La diferencia entre Tussam y Lipasam es que en aquel entonces aún no regía el Plan de Ajuste suscrito por el gobierno local para pagar los atrasos a los proveedores merced a la financiación avalada por el Estado y que obliga al ayuntamiento a aplicar un recorte salarial del 5% y ampliar la jornada a 37,5 horas semanales; y que como con la crisis del ladrillo se ha frenado el crecimiento urbanístico de la ciudad, difícilmente se puede justificar un incremento del número de calles a barrer para adoptar medidas similares a las de Tussam. Aun así, la plantilla ha aumentado en un 1% por la contratación de eventuales para acometer las limpiezas de choque realizadas por el nuevo gobierno para mejorar el aspecto de la ciudad.

El Consistorio quiere ahorrar entre 3,5 y 4,5 millones de euros con medidas como no contratar más eventuales en épocas festivas, para que esa labor la haga la plantilla a costa de disfrutar de menos días libres, una pretensión que el comité rechaza, hasta el punto de convocar la huelga en defensa de la bolsa de trabajo de los eventuales, compuesta en buena parte, según fuentes de Lipasam, por familiares de los propios trabajadores.

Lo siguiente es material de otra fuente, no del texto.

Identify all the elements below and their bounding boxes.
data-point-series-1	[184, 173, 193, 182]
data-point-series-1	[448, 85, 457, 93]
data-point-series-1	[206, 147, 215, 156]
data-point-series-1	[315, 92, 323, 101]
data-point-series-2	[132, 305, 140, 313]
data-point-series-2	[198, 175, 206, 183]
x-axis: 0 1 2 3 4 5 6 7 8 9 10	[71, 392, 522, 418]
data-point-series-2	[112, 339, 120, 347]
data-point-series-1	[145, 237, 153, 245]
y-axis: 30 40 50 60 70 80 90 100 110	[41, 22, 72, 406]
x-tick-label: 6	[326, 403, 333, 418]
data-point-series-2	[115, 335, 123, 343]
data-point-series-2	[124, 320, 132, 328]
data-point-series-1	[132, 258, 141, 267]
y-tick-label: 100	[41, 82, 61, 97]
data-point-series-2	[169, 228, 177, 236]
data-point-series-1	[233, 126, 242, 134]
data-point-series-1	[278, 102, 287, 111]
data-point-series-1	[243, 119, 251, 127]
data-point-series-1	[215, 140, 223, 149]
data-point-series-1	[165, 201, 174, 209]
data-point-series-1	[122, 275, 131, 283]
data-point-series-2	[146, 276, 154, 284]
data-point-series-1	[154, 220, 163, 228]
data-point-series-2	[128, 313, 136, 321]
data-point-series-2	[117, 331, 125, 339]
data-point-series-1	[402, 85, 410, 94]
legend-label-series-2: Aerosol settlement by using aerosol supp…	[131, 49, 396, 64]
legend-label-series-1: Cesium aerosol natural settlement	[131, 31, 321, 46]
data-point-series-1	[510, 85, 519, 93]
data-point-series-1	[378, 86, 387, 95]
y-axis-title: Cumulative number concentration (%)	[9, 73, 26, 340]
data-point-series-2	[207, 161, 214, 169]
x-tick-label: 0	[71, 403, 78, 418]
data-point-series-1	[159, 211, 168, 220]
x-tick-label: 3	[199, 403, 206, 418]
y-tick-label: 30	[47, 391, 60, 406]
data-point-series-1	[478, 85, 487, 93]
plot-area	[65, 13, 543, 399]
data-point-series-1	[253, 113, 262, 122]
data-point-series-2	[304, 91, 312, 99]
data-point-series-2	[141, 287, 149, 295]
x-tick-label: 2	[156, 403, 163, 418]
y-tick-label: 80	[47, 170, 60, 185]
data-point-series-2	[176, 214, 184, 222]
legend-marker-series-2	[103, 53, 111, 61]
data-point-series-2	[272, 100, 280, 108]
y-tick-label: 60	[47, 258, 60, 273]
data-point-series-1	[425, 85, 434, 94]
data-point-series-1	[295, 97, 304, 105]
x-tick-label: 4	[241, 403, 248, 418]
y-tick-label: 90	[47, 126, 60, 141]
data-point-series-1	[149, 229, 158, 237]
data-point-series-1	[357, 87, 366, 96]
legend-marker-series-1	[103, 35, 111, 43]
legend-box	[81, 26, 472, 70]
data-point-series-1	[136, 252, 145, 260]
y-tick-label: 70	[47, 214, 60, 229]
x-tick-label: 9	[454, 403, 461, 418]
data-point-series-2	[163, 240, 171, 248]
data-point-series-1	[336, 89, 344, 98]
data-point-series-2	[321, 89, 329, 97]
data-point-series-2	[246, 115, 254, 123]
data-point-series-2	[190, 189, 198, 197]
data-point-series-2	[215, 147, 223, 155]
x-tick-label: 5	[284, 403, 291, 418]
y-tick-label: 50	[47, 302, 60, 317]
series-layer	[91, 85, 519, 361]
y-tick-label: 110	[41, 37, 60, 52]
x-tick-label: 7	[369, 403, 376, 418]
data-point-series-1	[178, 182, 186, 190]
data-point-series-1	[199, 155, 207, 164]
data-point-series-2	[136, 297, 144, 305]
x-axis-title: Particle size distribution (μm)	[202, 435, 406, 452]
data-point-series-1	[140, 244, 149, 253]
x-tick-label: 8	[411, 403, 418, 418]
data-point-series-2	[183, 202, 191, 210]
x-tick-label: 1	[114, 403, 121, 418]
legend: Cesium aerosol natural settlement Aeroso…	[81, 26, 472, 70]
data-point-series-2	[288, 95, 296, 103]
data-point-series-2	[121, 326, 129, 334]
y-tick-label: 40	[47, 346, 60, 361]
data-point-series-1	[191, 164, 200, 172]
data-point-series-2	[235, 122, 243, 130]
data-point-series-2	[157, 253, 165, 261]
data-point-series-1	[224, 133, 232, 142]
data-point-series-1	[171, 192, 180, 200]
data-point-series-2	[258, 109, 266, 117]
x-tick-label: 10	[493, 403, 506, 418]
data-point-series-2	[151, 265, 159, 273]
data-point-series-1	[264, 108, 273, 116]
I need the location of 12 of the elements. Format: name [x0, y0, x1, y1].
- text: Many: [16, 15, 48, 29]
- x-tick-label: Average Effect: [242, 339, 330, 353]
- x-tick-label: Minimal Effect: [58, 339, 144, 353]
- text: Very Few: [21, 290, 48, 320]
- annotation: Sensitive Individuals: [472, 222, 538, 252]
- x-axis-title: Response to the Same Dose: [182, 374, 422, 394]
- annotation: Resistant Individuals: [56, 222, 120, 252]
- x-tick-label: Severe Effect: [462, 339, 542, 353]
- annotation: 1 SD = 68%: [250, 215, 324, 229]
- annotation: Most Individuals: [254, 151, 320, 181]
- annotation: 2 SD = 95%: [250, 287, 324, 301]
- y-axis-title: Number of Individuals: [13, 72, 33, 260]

Dado el generoso convenio colectivo del que gozan los empleados de Lipasam, los cuales cobran hasta una paga extra de 1.400 euros sólo por no faltar al trabajo, el alcalde les ha pedido “solidaridad” con la ciudad y que hagan un esfuerzo, ya que el Ayuntamiento está “en la ruina”.

RECHAZO SINDICAL

Para los trabajadores de Lipasam, sin embargo, Zoido carece de fuerza moral para lanzarles el discurso de la “ruina” municipal, por razones como éstas:

-El pago de 600.000 euros a final de año a la Policía como paga extra de Navidad camuflada de productividades atrasadas pese al informe en contra de la Intervención Municipal.

-El establecimiento de un plus de 1,5 millones de euros para gratificar a los 233 empleados de la Agencia Tributaria.

-Los 20 millones de euros de excedente de tesorería colocados a plazo fijo en la banca.

-Los 450.000 euros que ha anunciado para organizar una muestra sobre los trajes que aparecen en las pinturas de Zurbarán.

-Sueldos de los gerentes municipales en el entorno de los 100.000 euros, pese a la prohibición de que superaran la retribución de los gobernantes con mayor responsabilidad.

Así pues, Zoido ha podido mantener la paz social en el Ayuntamiento durante menos de dos años, pero al final, por unas razones o por otras y atrapado entre las promesas que hizo cuando estaba en la oposición y la realidad que le impone la crisis económica y las políticas de ajuste, la plantilla -y ya no sólo Lipasam- se le ha rebelado y el último Pleno empezó y acabó de la misma manera en que él denunciaba le ocurría a Monteseirín, con empleados contestatarios desalojados por la Policía y la Plaza Nueva convertida en un carnaval de protestas.

Es el final de la luna de miel sindical de Zoido, que ahora se ve en el mismo dilema de sus antecesores ante la huelga: ceder o no ceder, ésa es la cuestión.